Configuring a Doris Data Source in Superset
Now that you have installed the Pydoris and Apache Superset drivers, let's see how to define a data source in Superset that connects to the tpch database in Doris.
- To connect to Apache Doris via Pydoris, you need to configure the SQLAlchemy URI connection string:
Complete the configuration in this format:
doris://<User>:<Password>@<Host>:<Port>/<Catalog>.<Database>
The URI parameters are explained below:
| Parameter | Meaning | Example |
|---|---|---|
| User | Username | testuser |
| Password | Password | xxxxxx |
| Host | Database host | 127.0.1.28 |
| Port | Database query port | 9030 |
| Catalog | Doris Catalog, used when querying external tables and data lakes; internal tables are internal | internal |
| Database | Database name | tpch |
- Accessing the Superset.

- After logging in, click Settings -> Database Connectors in the upper right corner.

- Click Add Database. In the Connect a database pop-up window, select Apache Doris.

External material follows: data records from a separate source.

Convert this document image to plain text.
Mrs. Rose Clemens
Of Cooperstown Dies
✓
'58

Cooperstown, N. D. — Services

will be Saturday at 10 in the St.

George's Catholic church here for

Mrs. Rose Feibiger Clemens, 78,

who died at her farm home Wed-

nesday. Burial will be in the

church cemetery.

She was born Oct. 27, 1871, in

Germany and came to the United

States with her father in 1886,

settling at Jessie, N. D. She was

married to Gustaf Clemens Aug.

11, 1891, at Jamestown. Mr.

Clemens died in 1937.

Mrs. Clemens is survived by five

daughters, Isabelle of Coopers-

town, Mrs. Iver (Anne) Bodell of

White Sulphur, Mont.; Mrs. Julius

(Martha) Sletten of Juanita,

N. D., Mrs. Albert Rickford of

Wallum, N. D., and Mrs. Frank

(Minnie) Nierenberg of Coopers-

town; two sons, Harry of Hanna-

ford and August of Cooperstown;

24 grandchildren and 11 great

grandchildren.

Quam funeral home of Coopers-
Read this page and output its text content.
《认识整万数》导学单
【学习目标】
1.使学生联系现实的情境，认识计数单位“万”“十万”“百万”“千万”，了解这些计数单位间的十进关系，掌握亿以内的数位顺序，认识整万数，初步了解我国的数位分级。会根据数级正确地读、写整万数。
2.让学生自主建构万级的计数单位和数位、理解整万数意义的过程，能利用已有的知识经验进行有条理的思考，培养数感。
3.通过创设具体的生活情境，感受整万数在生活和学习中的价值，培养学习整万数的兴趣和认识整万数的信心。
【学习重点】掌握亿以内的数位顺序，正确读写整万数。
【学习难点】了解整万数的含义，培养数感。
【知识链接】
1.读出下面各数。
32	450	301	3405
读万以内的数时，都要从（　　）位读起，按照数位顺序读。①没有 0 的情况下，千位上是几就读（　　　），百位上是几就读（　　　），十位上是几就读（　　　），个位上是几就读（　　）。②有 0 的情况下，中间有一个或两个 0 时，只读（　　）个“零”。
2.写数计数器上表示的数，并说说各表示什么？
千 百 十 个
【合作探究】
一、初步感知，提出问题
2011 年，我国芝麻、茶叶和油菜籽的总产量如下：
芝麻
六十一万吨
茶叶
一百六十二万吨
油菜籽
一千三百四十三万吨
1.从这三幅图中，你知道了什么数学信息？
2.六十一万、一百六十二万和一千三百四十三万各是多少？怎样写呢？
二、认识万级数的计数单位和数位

- Enter the SQLAlchemy URI in the connection information. After verifying the connection is correct, click Connect.

- Adding a data source is now complete.

Next, we can build some visualizations in Superset!
Building Visualizations in Superset
We choose TPC-H data as our data source. Refer to this document for instructions on building a Doris TPC-H data source.
Now that we have configured the Doris data source in Superset, let's visualize the data...
Suppose we need to analyze the time-varying curves of order amounts for different freight methods for cost analysis.
- Click Datasets to add a Dataset

- Select the following in sequence, then click Create dataset and create chart in the lower right corner:
- Database:Doris
- Schema: tpch
- Table:lineitem

- Edit the lineitem Dataset

- Click Metrics -> Add item to add a calculated metric.
- Metric Key : Revenue
- SQL expression :
SUM(l_extendedprice* (1 -l_discount))

- Go to Chart -> Add Chart, select lineitem for the dateset, and select Line Chart for the chart type.

- Drag l_shipdate to the X-axis and set the time granularity. Simultaneously, drag the Revenum custom metric and the data column l_shipmode to Meters and Dimensions respectively.

- Click Update chart to view the dashboard content. Click Save to save the dashboard.

At this point, Superset has been successfully connected to Apache Doris, and data analysis and visualization dashboard creation have been implemented.
Connection and Usage Tips
- Pre-install pydoris in the Superset environment to select Apache Doris when creating the database.
- Create Doris database tables reasonably according to actual needs, partitioning and bucketing by time, which can effectively reduce predicate filtering and most data transmission.
- It is recommended to use a VPC private connection to avoid the security risks introduced by public network access.
- Refine Doris user account roles and access permissions to avoid excessive delegation of permissions.